Experiment - REST API inference

Problem:You have a trained PyTorch image classification model. You want to serve it so users can send images via a REST API and get predictions back.

Current Metrics:Model accuracy on test set: 88%. No API implemented yet.

Issue:No REST API exists to serve the model for real-time inference.

Your Task

Create a REST API using FastAPI that loads the trained PyTorch model and returns predictions for input images. The API should accept image files and respond with predicted class labels.

Use FastAPI for the REST API.

Load the PyTorch model once at startup.

Accept images as file uploads.

Return JSON with predicted class label.

Do not retrain or change the model.

Hint 1

Hint 2

Hint 3

Hint 4

Solution

PyTorch

import io
from fastapi import FastAPI, File, UploadFile
from fastapi.responses import JSONResponse
from PIL import Image
import torch
from torchvision import transforms

app = FastAPI()

# Load the trained model (assume model.pth exists and model architecture is known)
class SimpleCNN(torch.nn.Module):
    def __init__(self):
        super().__init__()
        self.conv = torch.nn.Conv2d(3, 16, 3, 1)
        self.fc = torch.nn.Linear(16*30*30, 10)  # example for 32x32 input
    def forward(self, x):
        x = torch.relu(self.conv(x))
        x = x.view(x.size(0), -1)
        x = self.fc(x)
        return x

model = SimpleCNN()
model.load_state_dict(torch.load('model.pth', map_location=torch.device('cpu')))
model.eval()

# Define image preprocessing
transform = transforms.Compose([
    transforms.Resize((32, 32)),
    transforms.ToTensor(),
    transforms.Normalize(mean=[0.485, 0.456, 0.406],
                         std=[0.229, 0.224, 0.225])
])

class_names = [f'class_{i}' for i in range(10)]

@app.post('/predict')
async def predict(file: UploadFile = File(...)):
    image_bytes = await file.read()
    image = Image.open(io.BytesIO(image_bytes)).convert('RGB')
    input_tensor = transform(image).unsqueeze(0)  # add batch dimension
    with torch.no_grad():
        outputs = model(input_tensor)
        _, predicted = torch.max(outputs, 1)
        predicted_class = class_names[predicted.item()]
    return JSONResponse(content={'predicted_class': predicted_class})

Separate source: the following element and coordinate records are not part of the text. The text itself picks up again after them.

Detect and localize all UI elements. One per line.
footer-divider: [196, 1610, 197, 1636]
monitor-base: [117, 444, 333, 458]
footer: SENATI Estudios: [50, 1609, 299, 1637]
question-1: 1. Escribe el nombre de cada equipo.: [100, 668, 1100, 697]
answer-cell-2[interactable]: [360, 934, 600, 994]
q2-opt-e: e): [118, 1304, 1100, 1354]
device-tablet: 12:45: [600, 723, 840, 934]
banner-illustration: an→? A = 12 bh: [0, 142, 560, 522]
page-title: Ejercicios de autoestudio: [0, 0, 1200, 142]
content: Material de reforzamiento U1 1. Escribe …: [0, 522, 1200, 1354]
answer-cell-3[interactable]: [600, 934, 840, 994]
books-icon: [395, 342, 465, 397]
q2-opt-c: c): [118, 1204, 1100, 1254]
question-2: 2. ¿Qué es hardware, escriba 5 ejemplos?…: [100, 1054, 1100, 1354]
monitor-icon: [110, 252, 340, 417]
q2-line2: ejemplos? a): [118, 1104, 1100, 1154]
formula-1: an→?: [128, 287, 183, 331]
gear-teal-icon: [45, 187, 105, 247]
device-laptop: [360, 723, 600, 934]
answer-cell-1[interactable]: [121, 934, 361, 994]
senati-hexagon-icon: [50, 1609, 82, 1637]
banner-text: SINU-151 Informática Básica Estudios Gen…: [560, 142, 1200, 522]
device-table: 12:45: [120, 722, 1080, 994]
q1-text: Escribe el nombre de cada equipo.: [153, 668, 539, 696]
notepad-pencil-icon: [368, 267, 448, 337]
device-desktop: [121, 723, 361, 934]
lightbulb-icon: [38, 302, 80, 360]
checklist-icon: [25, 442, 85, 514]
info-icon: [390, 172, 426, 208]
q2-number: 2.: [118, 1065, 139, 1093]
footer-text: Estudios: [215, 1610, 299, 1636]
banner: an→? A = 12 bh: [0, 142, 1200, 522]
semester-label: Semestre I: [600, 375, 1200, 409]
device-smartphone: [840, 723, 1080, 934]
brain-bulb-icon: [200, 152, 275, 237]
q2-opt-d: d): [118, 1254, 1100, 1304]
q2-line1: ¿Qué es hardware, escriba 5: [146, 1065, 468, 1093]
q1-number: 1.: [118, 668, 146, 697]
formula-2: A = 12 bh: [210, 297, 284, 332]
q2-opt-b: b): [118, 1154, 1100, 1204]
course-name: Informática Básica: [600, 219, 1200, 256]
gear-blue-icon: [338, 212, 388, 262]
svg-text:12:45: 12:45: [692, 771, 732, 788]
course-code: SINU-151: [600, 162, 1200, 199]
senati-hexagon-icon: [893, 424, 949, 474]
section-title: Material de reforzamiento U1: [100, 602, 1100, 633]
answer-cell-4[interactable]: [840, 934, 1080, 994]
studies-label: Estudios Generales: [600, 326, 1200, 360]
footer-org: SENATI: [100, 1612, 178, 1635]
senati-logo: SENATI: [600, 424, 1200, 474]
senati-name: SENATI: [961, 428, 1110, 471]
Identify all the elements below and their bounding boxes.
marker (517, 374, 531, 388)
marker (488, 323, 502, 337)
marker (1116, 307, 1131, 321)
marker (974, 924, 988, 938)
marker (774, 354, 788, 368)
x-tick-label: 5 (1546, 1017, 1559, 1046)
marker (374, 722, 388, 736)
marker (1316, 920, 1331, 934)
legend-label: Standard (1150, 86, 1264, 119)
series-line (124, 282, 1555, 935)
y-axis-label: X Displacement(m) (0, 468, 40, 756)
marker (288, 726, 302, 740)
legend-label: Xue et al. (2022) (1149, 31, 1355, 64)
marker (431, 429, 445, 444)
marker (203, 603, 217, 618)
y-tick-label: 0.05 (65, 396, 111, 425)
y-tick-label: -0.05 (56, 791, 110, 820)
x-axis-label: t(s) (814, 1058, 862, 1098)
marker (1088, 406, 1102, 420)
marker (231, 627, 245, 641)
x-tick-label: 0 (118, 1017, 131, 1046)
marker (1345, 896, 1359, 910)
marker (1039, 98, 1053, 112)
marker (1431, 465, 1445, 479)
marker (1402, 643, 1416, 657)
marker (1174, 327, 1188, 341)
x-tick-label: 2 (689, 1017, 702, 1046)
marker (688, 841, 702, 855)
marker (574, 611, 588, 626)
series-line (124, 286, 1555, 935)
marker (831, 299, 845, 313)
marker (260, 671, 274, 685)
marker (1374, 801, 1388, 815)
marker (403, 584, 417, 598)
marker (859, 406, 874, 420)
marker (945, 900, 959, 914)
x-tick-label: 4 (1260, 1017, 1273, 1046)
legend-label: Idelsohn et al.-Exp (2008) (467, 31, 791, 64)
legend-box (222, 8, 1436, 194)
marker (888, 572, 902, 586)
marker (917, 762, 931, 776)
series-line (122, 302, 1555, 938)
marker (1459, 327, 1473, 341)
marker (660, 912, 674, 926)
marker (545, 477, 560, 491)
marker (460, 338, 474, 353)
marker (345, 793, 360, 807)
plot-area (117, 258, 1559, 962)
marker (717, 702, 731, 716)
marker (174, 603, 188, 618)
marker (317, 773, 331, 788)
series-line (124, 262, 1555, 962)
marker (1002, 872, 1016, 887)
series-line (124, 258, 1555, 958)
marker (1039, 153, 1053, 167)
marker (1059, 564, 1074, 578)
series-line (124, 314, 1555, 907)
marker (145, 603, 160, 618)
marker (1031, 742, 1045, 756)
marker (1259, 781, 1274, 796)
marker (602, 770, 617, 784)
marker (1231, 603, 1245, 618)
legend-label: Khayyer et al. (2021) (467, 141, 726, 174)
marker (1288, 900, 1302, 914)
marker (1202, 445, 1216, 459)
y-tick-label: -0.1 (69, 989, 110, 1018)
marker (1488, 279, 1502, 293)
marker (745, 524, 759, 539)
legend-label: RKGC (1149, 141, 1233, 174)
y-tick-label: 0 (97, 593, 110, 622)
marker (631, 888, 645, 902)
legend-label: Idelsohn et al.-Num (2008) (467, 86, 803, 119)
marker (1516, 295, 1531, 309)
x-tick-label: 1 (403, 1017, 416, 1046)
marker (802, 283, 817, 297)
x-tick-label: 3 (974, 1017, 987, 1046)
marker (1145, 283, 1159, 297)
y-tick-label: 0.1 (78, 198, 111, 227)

# To run: uvicorn filename:app --reload

Created a FastAPI app to serve the model.

Loaded the PyTorch model once at startup with map_location to ensure CPU compatibility.

Added an endpoint '/predict' to accept image uploads.

Preprocessed images with torchvision transforms.

Returned JSON response with predicted class label.

Results Interpretation

Before: No API, model only usable offline.

After: REST API accepts images and returns predictions in JSON, enabling real-time inference.

Serving a PyTorch model via a REST API allows easy integration of ML models into applications for real-time predictions.

Bonus Experiment

Add a batch prediction endpoint that accepts multiple images and returns predictions for all.

💡 Hint

Modify the API to accept a list of files, preprocess all, stack tensors, and return a list of predicted classes.